Lejos de pretender llegar a soluciones de libro, su intención es crear espacios de deliberación pública, para lo cual los distintos interlocutores han que estar a la altura de las circunstancias. Surge el problema de cómo situar esta lectura de la laicidad en las administraciones públicas. ¿Qué le corresponde al Estado, apoyar una u otra postura religiosa, o rechazar cualquiera de ellas, o ser neutral? Partiendo de la dificultad (o imposibilidad) de que un sistema político sea neutral, en el sentido de que la no creencia ya es una toma de posición, es razonable pensar que lo que le corresponde a las administraciones públicas es lo que Ricoeur denomina un agnosticismo institucional, lo cual no supone ni negación ni indiferencia, ni en un sentido ni en otro, sino más que nada una delimitación de ámbitos.

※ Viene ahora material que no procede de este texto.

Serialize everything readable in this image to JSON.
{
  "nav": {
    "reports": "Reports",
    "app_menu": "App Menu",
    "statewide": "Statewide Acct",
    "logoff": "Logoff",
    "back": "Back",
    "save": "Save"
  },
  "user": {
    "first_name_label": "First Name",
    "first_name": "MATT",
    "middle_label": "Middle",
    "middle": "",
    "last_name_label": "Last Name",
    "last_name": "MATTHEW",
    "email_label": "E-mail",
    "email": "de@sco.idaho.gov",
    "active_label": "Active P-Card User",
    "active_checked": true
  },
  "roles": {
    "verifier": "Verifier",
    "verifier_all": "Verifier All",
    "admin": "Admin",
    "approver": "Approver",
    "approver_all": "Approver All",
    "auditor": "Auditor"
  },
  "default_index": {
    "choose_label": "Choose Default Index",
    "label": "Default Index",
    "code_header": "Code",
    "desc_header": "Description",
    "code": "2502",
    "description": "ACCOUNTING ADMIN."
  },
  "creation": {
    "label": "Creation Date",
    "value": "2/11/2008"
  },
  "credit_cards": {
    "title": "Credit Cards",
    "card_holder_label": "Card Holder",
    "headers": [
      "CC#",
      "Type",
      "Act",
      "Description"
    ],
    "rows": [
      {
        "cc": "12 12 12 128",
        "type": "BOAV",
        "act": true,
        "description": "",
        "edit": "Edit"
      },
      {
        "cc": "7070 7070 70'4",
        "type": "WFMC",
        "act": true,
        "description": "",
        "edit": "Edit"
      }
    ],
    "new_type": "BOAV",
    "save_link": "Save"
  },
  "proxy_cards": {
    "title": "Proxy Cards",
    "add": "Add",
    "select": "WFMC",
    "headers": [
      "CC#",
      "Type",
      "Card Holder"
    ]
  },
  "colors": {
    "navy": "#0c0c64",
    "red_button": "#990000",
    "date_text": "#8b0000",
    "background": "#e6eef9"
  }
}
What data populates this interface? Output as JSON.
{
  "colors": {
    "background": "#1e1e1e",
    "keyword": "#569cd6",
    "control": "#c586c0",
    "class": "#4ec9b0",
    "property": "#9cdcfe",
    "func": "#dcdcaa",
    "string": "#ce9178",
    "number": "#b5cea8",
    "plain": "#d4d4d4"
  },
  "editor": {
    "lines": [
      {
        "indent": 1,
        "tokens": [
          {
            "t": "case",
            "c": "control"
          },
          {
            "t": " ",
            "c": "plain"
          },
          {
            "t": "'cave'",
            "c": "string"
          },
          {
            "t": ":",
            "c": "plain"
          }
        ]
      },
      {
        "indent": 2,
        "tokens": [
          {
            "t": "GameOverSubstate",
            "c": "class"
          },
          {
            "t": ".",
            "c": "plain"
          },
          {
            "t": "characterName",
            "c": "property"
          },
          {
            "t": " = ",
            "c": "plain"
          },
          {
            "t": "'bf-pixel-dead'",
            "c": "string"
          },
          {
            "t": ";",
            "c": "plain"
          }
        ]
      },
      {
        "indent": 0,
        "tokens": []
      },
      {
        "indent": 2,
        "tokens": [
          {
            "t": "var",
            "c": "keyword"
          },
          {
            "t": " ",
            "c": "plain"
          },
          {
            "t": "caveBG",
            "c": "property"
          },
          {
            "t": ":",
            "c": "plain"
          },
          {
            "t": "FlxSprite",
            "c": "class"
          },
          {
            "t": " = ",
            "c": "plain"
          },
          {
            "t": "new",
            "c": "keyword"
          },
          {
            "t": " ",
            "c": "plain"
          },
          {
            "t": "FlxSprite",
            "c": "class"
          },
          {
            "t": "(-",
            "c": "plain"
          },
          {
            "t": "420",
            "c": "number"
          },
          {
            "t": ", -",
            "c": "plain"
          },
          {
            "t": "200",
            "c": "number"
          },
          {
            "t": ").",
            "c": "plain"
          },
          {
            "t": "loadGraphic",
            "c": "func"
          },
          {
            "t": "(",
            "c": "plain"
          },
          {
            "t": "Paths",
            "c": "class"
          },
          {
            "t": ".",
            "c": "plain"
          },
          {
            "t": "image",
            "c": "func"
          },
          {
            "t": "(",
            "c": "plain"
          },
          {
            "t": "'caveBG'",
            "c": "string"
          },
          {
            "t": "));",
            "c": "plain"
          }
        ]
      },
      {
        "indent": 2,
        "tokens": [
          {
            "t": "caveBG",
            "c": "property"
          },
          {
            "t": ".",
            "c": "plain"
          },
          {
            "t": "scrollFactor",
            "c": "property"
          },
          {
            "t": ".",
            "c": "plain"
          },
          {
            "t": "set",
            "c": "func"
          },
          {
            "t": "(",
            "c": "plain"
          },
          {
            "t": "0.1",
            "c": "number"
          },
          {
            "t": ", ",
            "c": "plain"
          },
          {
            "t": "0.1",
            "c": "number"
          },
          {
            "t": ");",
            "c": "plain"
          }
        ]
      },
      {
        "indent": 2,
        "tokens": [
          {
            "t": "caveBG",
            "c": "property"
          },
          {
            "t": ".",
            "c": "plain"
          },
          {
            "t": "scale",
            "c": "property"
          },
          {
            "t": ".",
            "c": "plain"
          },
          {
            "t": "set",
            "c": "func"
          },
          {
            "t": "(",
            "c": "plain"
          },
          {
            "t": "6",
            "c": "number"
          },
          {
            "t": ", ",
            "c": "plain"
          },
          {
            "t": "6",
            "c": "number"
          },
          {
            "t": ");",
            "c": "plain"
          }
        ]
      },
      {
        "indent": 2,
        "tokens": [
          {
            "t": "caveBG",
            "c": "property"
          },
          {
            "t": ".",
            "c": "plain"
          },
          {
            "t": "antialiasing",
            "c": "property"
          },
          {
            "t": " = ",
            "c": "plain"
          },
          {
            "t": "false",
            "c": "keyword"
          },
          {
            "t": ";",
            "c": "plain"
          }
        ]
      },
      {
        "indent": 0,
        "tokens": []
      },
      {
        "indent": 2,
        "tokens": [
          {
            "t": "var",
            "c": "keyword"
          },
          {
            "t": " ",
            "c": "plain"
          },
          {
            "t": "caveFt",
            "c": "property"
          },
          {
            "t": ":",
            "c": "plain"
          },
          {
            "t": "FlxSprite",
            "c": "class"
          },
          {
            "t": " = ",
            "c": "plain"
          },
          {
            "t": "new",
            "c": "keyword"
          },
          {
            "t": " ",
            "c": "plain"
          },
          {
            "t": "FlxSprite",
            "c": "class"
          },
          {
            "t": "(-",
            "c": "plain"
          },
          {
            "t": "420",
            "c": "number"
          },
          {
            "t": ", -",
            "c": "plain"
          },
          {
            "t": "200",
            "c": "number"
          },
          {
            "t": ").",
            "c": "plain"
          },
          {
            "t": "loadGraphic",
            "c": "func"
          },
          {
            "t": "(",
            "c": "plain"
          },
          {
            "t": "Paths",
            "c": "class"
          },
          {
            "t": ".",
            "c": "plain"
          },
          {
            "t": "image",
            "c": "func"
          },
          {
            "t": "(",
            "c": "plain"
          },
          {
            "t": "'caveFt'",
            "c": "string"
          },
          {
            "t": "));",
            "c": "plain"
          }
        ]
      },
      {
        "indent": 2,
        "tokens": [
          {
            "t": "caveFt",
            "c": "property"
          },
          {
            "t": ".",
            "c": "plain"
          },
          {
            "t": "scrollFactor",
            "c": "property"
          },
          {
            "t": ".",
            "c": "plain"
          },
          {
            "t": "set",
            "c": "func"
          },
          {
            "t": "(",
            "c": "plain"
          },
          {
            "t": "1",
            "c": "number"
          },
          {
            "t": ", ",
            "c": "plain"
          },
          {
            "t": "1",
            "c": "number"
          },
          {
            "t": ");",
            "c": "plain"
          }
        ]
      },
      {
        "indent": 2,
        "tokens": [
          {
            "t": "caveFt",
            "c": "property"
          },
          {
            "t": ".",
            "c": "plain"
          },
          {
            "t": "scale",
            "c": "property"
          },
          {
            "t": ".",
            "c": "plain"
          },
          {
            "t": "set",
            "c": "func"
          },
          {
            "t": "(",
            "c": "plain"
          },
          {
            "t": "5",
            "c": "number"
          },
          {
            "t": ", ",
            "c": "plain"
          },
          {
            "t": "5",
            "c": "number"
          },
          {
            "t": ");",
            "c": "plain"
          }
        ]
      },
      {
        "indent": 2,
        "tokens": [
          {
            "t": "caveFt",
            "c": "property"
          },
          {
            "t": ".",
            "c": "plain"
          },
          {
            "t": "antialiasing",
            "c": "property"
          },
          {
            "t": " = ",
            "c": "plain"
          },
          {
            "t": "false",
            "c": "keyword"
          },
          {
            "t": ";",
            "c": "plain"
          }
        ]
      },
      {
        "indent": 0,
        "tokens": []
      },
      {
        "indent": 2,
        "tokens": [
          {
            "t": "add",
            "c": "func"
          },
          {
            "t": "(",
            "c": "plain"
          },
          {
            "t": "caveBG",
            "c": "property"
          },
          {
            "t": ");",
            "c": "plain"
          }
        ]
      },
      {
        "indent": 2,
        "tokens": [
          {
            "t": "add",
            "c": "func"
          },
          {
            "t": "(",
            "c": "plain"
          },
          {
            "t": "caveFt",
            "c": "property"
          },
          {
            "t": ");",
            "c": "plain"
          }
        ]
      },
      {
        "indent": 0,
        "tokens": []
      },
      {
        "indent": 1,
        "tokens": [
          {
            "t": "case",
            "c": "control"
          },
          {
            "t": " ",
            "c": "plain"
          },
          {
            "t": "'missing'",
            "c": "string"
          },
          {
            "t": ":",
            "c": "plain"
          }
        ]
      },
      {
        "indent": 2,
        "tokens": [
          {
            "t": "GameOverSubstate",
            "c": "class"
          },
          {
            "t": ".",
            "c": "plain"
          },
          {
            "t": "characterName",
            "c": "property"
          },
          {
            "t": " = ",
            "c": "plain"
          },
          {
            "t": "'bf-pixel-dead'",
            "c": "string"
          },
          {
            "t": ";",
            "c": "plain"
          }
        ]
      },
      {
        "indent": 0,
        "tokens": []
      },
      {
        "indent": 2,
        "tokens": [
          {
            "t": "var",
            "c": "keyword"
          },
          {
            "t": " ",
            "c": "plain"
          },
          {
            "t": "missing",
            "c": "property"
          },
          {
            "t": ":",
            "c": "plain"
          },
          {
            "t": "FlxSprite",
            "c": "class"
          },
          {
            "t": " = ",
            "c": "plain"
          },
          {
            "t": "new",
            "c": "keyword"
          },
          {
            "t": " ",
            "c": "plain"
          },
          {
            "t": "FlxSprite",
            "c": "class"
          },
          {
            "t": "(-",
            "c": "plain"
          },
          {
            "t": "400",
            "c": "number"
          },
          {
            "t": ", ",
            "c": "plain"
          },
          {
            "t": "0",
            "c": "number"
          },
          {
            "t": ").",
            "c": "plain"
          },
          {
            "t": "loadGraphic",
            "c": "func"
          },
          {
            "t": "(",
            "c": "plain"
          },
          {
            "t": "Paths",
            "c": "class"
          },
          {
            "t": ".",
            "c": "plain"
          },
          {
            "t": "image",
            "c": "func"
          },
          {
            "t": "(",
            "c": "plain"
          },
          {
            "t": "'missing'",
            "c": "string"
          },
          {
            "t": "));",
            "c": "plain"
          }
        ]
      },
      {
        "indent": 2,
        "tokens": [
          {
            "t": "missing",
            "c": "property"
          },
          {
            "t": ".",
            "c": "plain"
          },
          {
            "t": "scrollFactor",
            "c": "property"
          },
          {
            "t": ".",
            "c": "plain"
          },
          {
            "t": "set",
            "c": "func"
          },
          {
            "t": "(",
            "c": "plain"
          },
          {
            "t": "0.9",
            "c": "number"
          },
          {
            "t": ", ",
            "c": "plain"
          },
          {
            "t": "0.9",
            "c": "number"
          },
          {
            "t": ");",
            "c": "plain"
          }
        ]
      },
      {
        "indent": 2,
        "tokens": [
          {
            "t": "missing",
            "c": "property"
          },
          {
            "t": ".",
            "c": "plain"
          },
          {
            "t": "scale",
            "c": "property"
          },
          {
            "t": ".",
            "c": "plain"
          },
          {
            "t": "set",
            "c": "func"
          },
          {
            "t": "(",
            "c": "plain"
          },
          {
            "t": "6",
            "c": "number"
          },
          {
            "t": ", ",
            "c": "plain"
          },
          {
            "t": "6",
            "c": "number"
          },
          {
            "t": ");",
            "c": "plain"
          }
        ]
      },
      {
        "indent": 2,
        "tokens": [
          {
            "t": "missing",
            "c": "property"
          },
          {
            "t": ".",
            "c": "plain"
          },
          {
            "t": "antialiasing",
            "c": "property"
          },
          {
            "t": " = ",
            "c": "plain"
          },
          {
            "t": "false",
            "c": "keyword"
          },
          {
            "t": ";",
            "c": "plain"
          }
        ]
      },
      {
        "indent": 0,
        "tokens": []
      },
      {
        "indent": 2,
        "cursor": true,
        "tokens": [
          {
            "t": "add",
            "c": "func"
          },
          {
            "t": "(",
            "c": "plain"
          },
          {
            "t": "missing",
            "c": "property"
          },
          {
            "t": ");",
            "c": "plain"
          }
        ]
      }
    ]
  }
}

En esta delimitación, hay una tendencia creciente a relegar lo religioso al ámbito de lo privado, pero no es por ahí por donde nos invita Ricoeur a pensar; él argumenta que ―en su opinión― lo religioso no tiene por qué ser relegado únicamente al ámbito de la esfera privada, sino que muy bien puede estar presente en el ámbito de lo público (de hecho, lo está); aunque, para comprender bien su idea, es preciso tener claro que ―en su opinión― no necesariamente lo público ha de ser identificado con lo estatal, con las administraciones y poderes del Estado.

Creo que Ricoeur es muy fino en esta distinción entre lo público y lo estatal. Hay instituciones sociales que son públicas, que ejercen una función pública, pero que no son estatales, sino civiles: una asociación de vecinos, un colegio concertado (cuyos titulares no son necesariamente órdenes religiosas, sino también asociaciones laicas), un club deportivo, una asociación cultural, etc. Todas estas instituciones sociales son públicas, y no estatales. No son estatales porque son de iniciativa privada, pero es indudable la función pública que desempeñan.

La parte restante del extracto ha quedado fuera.